# Movies with good X-on-1 fights?



## skribs (Nov 29, 2013)

Most martial arts movies have an X-on-1 fight.  It might be 2-on-1, it might be 10-on-1.  However, almost all of these fight scenes involve both of the following cliches:  the one-hit wonderpunches that knock the bad guy out in a single blow, and the "we're going to attack you one-at-a-time like we're controlled by someone using a bad strategy in Risk."  There are a few movies I've seen, however, where there is actually a solid 2-on-1 or multiple-people-on-one fight.  This is when multiple bad guys attack at once (for more than just one or two attacks) and the loner has to use speed, mobility, and cunning to come out of the fight victorious.  The bad guys in these fights also tend to be able to take a hit or two, and actually make the loner use defensive techniques (instead of just preemptive attacks).  I find these make for some of the best fight scenes.

The two movies that come to mind are Jackie Chan's Who Am I in the rooftop fight scene (horrible movie, but this scene is worth it), and Donnie Yen as Ip Man fighting 10 black belts.

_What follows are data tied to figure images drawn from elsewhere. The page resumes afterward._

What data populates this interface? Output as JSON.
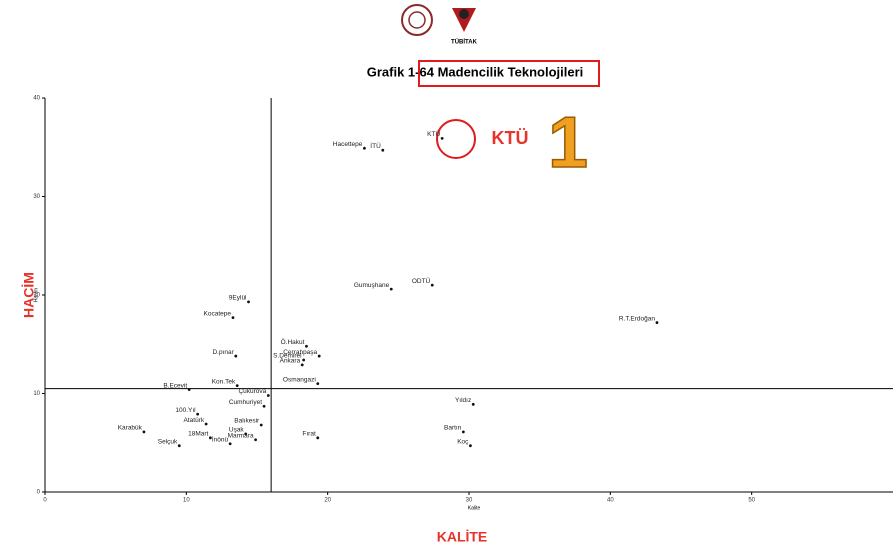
{
  "chart_data": {
    "type": "scatter",
    "logo_text": "TÜBİTAK",
    "title": "Grafik 1-64 Madencilik Teknolojileri",
    "x_label": "Kalite",
    "y_label": "Hacim",
    "x_label_big": "KALİTE",
    "y_label_big": "HACİM",
    "highlight_label": "KTÜ",
    "rank_label": "1",
    "color": "#111111",
    "xlim": [
      0,
      60
    ],
    "ylim": [
      0,
      40
    ],
    "xticks": [
      0,
      10,
      20,
      30,
      40,
      50
    ],
    "yticks": [
      0,
      10,
      20,
      30,
      40
    ],
    "reference_x": 16,
    "reference_y": 10.5,
    "labels": [
      "KTÜ",
      "Hacettepe",
      "İTÜ",
      "ODTÜ",
      "Gumuşhane",
      "R.T.Erdoğan",
      "9Eylül",
      "Kocatepe",
      "Ö.Hakut",
      "S.Demirel",
      "Cerrahpaşa",
      "Ankara",
      "D.pınar",
      "Osmangazi",
      "Kon.Tek",
      "B.Ecevit",
      "Çukurova",
      "Cumhuriyet",
      "100.Yıl",
      "Balıkesir",
      "Atatürk",
      "Karabük",
      "18Mart",
      "Uşak",
      "Marmara",
      "Selçuk",
      "İnönü",
      "Fırat",
      "Yıldız",
      "Bartın",
      "Koç"
    ],
    "x": [
      28.1,
      22.6,
      23.9,
      27.4,
      24.5,
      43.3,
      14.4,
      13.3,
      18.5,
      18.3,
      19.4,
      18.2,
      13.5,
      19.3,
      13.6,
      10.2,
      15.8,
      15.5,
      10.8,
      15.3,
      11.4,
      7.0,
      11.7,
      14.2,
      14.9,
      9.5,
      13.1,
      19.3,
      30.3,
      29.6,
      30.1
    ],
    "y": [
      35.9,
      34.9,
      34.7,
      21.0,
      20.6,
      17.2,
      19.3,
      17.7,
      14.8,
      13.4,
      13.8,
      12.9,
      13.8,
      11.0,
      10.8,
      10.4,
      9.8,
      8.7,
      7.9,
      6.8,
      6.9,
      6.1,
      5.5,
      5.9,
      5.3,
      4.7,
      4.9,
      5.5,
      8.9,
      6.1,
      4.7
    ]
  }
}
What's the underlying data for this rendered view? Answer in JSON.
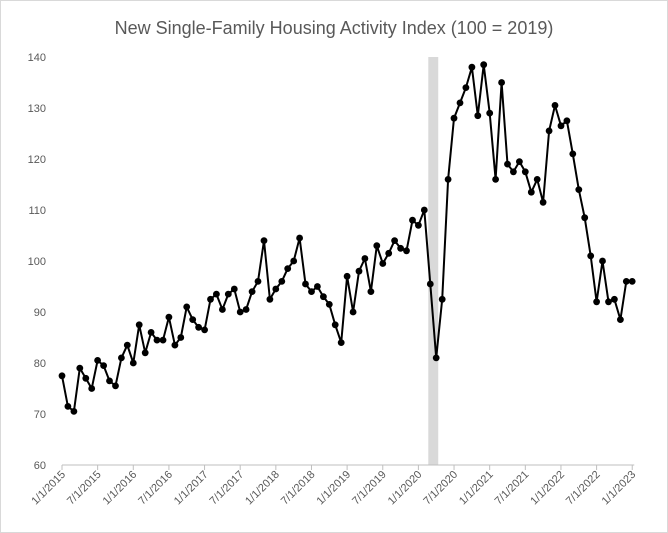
{
  "chart_data": {
    "type": "line",
    "title": "New Single-Family Housing Activity Index (100 = 2019)",
    "xlabel": "",
    "ylabel": "",
    "ylim": [
      60,
      140
    ],
    "yticks": [
      60,
      70,
      80,
      90,
      100,
      110,
      120,
      130,
      140
    ],
    "xticks": [
      "1/1/2015",
      "7/1/2015",
      "1/1/2016",
      "7/1/2016",
      "1/1/2017",
      "7/1/2017",
      "1/1/2018",
      "7/1/2018",
      "1/1/2019",
      "7/1/2019",
      "1/1/2020",
      "7/1/2020",
      "1/1/2021",
      "7/1/2021",
      "1/1/2022",
      "7/1/2022",
      "1/1/2023"
    ],
    "start": "1/1/2015",
    "grid": false,
    "legend": "none",
    "shaded_region": {
      "from": "3/1/2020",
      "to": "4/1/2020",
      "color": "#d9d9d9"
    },
    "line_color": "#000000",
    "series": [
      {
        "values": [
          77.5,
          71.5,
          70.5,
          79,
          77,
          75,
          80.5,
          79.5,
          76.5,
          75.5,
          81,
          83.5,
          80,
          87.5,
          82,
          86,
          84.5,
          84.5,
          89,
          83.5,
          85,
          91,
          88.5,
          87,
          86.5,
          92.5,
          93.5,
          90.5,
          93.5,
          94.5,
          90,
          90.5,
          94,
          96,
          104,
          92.5,
          94.5,
          96,
          98.5,
          100,
          104.5,
          95.5,
          94,
          95,
          93,
          91.5,
          87.5,
          84,
          97,
          90,
          98,
          100.5,
          94,
          103,
          99.5,
          101.5,
          104,
          102.5,
          102,
          108,
          107,
          110,
          95.5,
          81,
          92.5,
          116,
          128,
          131,
          134,
          138,
          128.5,
          138.5,
          129,
          116,
          135,
          119,
          117.5,
          119.5,
          117.5,
          113.5,
          116,
          111.5,
          125.5,
          130.5,
          126.5,
          127.5,
          121,
          114,
          108.5,
          101,
          92,
          100,
          92,
          92.5,
          88.5,
          96,
          96
        ]
      }
    ]
  }
}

What are some movies you would suggest?  The criteria for a good X-on-1 fight is:
1)  The bad guys are smart enough to simultaneously attack.
2)  The bad guys are at least close to the skill level of the loner (enough so that attacking together they pose a great threat).
3)  The bad guys do not go down in a single punch.
4)  Little to no use of wires.

I'm also fine with amateur videos done for youtube


----------



## billc (Nov 30, 2013)

Here is one, the last fight in the movie "Yakuza" one swordsman vs a couple of others.


----------



## Blindside (Nov 30, 2013)

Old Boy (the original, freaking hollywood) hallway fight scene.
Sent from my Lumia 900 using Board Express


----------



## Mauthos (Dec 2, 2013)

The Raid Redemption is a pretty good movie which IIRC covers all the criteria you listed quite nicely in a number of the fights.


----------



## Instructor (Dec 2, 2013)

Ip Man has to be right up there.  Also pick any Segal movie...


----------



## Stickgrappler (Dec 2, 2013)

Donnie Yen's new movie Special ID - not one but two multiple attackers scene. Can't be helped though - parts of the scene were group waiting for one guy vs Donnie but got the most part I think it may be what you are looking for


What you are probably not looking for but cool fight is the penultimate fight in Tony Jaa's Tom Yum Goong aka The Protector - he breaks the joints of fifty three BG's iirc


----------